Edit

Monitor CycleCloud clusters with Prometheus and Grafana

This article provides guidance for configuring integrated monitoring for Azure CycleCloud clusters using Prometheus self-agent and Azure Managed Grafana. This solution enables real-time collection and visualization of GPU, InfiniBand, and system metrics for high-performance computing (HPC) and artificial intelligence (AI) workloads.

Overview

Starting with CycleCloud 8.8.1, monitoring your Slurm clusters is easier and more powerful than ever. By using the Prometheus self-agent, you can automate the collection of metrics from compute nodes and Slurm jobs. You get real-time insights into cluster performance and resource utilization. When you use Azure Managed Grafana, you can visualize these metrics through customizable dashboards. You can easily track system health, identify bottlenecks, and optimize workloads.
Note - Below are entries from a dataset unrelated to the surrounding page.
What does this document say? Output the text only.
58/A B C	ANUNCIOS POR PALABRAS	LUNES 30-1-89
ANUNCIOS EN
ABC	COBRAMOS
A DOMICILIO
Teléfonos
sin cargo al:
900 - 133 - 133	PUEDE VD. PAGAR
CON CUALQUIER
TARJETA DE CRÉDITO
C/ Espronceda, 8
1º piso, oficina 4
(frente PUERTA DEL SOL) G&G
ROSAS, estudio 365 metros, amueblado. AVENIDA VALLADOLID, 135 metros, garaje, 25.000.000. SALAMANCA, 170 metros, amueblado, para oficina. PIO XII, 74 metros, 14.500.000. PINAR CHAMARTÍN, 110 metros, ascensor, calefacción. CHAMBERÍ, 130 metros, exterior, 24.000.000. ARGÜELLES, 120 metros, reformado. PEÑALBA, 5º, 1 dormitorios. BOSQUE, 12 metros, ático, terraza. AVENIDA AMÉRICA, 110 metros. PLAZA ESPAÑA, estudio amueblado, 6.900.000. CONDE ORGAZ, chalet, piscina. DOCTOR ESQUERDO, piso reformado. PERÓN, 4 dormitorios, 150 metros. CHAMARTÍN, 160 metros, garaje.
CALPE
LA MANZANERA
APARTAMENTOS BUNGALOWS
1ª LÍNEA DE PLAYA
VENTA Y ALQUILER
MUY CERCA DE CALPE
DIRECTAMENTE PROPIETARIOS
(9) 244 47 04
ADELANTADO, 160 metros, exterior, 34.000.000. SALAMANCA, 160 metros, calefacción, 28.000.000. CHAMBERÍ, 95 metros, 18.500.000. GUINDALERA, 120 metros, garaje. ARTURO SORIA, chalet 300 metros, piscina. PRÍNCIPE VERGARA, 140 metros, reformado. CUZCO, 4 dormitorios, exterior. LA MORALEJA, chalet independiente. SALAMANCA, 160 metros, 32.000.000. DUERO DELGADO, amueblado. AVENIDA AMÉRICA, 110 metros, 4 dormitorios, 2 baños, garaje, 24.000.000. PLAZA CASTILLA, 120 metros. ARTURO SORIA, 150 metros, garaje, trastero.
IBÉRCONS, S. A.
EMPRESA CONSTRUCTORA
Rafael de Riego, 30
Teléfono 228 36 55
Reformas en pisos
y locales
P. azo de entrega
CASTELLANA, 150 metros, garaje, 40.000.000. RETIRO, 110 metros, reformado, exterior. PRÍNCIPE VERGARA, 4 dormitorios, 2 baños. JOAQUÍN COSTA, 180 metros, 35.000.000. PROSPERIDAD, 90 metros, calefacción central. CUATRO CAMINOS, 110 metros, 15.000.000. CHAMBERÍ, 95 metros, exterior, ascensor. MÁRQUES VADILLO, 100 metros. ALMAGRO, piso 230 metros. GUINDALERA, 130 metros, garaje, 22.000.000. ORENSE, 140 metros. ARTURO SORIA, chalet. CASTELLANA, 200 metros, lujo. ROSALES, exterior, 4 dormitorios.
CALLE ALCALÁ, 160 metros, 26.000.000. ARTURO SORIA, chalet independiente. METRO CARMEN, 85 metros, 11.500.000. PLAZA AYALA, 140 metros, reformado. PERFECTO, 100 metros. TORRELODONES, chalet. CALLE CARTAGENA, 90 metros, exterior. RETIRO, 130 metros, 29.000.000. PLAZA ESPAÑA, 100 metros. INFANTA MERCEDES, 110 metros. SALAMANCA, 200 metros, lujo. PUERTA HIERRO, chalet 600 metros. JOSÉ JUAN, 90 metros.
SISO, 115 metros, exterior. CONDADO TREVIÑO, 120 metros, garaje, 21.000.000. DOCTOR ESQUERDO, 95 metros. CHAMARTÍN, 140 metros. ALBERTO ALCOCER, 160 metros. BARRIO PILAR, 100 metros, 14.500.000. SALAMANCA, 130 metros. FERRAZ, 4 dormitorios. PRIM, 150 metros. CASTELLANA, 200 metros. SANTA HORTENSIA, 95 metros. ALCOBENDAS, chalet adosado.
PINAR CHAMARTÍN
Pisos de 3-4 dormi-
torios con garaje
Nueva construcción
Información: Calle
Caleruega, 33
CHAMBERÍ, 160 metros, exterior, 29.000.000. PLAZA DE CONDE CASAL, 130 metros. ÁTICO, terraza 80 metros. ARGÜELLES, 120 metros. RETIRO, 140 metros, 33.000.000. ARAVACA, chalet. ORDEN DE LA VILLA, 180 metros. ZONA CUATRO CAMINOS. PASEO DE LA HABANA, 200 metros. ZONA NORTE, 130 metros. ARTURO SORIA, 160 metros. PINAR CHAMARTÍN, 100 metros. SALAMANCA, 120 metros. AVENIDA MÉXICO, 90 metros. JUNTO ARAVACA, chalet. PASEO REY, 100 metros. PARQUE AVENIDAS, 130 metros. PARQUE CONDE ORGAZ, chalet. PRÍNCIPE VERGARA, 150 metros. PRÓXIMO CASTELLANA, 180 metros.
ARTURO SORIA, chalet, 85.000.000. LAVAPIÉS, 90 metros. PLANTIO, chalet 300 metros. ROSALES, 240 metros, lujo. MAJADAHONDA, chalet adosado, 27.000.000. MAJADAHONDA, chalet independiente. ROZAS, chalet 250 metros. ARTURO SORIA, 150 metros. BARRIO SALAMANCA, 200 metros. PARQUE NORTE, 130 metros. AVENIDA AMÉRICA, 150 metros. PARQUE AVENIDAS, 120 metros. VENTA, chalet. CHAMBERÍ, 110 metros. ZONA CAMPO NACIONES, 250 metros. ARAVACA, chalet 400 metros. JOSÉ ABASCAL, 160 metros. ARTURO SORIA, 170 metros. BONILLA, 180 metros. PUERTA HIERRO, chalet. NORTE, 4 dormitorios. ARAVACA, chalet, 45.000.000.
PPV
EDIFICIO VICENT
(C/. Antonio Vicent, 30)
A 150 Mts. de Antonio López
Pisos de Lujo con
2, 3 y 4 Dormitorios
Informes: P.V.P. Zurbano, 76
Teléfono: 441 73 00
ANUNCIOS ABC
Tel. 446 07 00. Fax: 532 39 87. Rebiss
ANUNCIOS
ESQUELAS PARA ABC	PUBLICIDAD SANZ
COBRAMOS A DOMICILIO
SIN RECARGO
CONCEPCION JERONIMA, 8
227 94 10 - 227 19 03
This seamless monitoring solution reduces operational overhead and enhances the reliability of your HPC environment.

The monitoring setup includes installation and configuration of:

  • Prometheus Node Exporter (with InfiniBand support)
  • NVIDIA DCGM exporter (for NVIDIA GPU nodes)
  • SchedMD Slurm exporter (for Slurm scheduler nodes)

Prerequisites

Before you begin, ensure you have:

  • An Azure subscription with permissions to create resources and register resource providers
  • Azure CLI installed on your local machine (don't run deployment scripts from CycleCloud VM or Cloud Shell)
  • An existing CycleCloud 8.8.1 or later environment, or Azure CycleCloud Workspace for Slurm deployment
  • Permissions to create Azure Monitor Workspace and Azure Managed Grafana resources

Architecture

The monitoring solution consists of:

Component Description
Prometheus self-agent Collects GPU, InfiniBand, and system metrics from each cluster node
Azure Monitor Workspace for Prometheus Stores and manages the collected metrics
Azure Managed Grafana Provides customizable dashboards for metric visualization
Managed Identity Provides secure authentication for metric transmission

Create the managed monitoring infrastructure

Set up Azure Monitor Workspace for Prometheus and Azure Managed Grafana to receive and visualize metrics from your CycleCloud clusters.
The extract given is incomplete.